The member of parliament for North Somerset, Liam Fox, has recently spoken out against plans recently announced in the March Budget by George Osborne to merge Bristol, North Somerset, South Gloucestershire, and Bathnes authorities into one West of England authority.
The proposed Devolution Agreement document sets out the plans to offer a combined West of England authority control over policies including planning, transport, skills and employment. The city region could get an elected mayor and an additional £30million a year, which could rise to £1billion over 30 years.
Dr Fox said “As part of the government’s devolution agenda, there has been a proposal to have a Metro-Mayor covering South Gloucestershire, Bristol, Bath and North Somerset. Let’s be clear. This is the re-creation of Avon by stealth and I fundamentally oppose the idea. If we want devolution, let us devolve down to existing democratic local government structures. We do not need another layer imposed on top of us—especially where our local authorities are working so well together.”
“The system of Metro-Mayors was designed to deal with failing urban authorities in the North of England. There is no need to impose it on the more rural authorities in the rest of the country.”

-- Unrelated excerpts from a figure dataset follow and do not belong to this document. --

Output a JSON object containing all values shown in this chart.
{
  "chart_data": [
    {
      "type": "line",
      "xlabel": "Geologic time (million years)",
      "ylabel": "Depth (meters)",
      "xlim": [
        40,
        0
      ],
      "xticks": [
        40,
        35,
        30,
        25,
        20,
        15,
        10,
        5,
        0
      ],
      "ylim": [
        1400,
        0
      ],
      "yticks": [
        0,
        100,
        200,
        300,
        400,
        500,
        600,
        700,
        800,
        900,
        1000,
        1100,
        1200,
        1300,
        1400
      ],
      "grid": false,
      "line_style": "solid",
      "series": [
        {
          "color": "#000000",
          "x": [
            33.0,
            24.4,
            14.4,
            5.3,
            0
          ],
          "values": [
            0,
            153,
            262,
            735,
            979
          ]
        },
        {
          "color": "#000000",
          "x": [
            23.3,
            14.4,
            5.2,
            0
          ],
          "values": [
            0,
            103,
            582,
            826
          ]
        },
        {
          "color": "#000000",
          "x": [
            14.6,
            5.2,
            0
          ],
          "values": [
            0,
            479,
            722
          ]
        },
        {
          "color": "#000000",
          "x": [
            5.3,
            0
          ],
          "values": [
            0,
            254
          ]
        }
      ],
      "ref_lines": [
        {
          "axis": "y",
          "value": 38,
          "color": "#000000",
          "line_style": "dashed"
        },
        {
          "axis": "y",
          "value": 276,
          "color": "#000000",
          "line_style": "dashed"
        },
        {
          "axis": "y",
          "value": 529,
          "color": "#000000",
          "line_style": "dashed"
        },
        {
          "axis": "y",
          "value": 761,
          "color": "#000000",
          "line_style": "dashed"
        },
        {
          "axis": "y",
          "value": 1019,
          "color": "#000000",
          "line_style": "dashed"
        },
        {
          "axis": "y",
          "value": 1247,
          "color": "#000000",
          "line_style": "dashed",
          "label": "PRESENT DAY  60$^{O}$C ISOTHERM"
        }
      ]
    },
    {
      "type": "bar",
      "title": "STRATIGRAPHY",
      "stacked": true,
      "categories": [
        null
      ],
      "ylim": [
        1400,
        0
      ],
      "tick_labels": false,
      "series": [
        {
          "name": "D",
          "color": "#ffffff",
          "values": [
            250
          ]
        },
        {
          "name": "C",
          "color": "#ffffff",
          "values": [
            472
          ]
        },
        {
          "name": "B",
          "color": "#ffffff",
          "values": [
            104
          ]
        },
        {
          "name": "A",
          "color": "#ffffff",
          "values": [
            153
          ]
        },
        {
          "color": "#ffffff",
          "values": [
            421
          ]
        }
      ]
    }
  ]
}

The devolution agreement will now go to all four West of England councils – North Somerset, Bristol, South Gloucestershire and Bath and North East Somerset – to decide whether to accept the deal.
Leader of North Somerset Council, Councillor Nigel Ashton, said:
“The West of England has worked hard to negotiate the best available deal. North Somerset’s councillors have previously voted to reject an arrangement which requires the appointment of a directly-elected mayor and they will now need to consider whether there is enough in the deal proposal to take a different view.”
The decision is likely to be made whether to support the plan at North Somerset’s council meeting in June 2016. If all four councils agree to the proposal the first election for the directly elected Mayor will be held in May 2017.